Comment 16 Jeff Moyer 2012-09-24 18:24:13 UTC

(In reply to comment #15)
> (In reply to comment #13)
> > $ cat /sys/block/sda/device/scsi_disk/0\:0\:0\:0/cache_type 
> > write back
> > 
> > shows me the "write back" cache type - not sure if that is easier or harder
> > to parse.
> >
> No problem, with scsi_disk, we could get it by simple query.
> 
> >Note we should verify that enterprise luns (iSCSI or FC luns from NetApp, EMC,
> >HP, IBM, etc) show the write through cache type.
> >
> Could you help us with it? We have very limited access to HW, only what we
> can publicly find in Beaker and it can take ages to get the machines from
> there.

HP EVA advertises a write-through cache.

Comment 17 Jaroslav Škarvada 2012-09-24 23:11:28 UTC

(In reply to comment #11)
> (In reply to comment #7)
> > In addition, the current approach does not work for any device-mapper drives (like LVM). These are ignored right now.
> > 
> 
> We could parse the lsblk output to get the matching physical drives.

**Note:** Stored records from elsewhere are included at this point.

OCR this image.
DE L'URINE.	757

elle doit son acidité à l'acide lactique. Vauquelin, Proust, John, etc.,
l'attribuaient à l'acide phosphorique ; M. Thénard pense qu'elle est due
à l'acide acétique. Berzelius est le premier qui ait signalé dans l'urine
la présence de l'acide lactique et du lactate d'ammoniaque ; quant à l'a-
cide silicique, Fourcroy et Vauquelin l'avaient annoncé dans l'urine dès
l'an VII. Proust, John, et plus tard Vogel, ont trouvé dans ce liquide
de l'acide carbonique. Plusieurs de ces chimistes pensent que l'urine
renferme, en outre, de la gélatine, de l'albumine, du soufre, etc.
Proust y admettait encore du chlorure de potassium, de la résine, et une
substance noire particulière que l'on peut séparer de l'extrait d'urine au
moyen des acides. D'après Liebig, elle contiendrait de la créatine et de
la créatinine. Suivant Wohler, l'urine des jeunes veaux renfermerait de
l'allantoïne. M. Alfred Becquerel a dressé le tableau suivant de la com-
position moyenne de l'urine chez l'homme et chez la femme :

Proposed bash function to match mount points to physical drives (could be optimised):

function find_disk
{
  TREE=`lsblk -l 2>/dev/null | tac` || return
  LINES=`echo "$TREE" | grep -n " $1\$" | cut -d':' -f1`
  for l in $LINES
  do
    echo "$TREE" | sed -n "$l,$ p" | grep -m1 " disk " | sed 's/^\([^ ]\+\).*/\1/'
  done | uniq
}

Comment 19 Jan Vcelak 2012-09-27 11:57:12 UTC

Fix committed to upstream repository:
http://git.fedorahosted.org/cgit/tuned.git/commit/?h=1.0&id=64b45e8

This solution can handle LVM volumes on multiple physical devices. Barriers are not disabled in case any of the underlying device has "write back" cache. We can check this only if the device uses SCSI in kernel (SATA, SAN, ...). If we cannot check the cache type, we assume that the barriers can be safely enabled. Barriers are also not disabled on / and /boot partitions.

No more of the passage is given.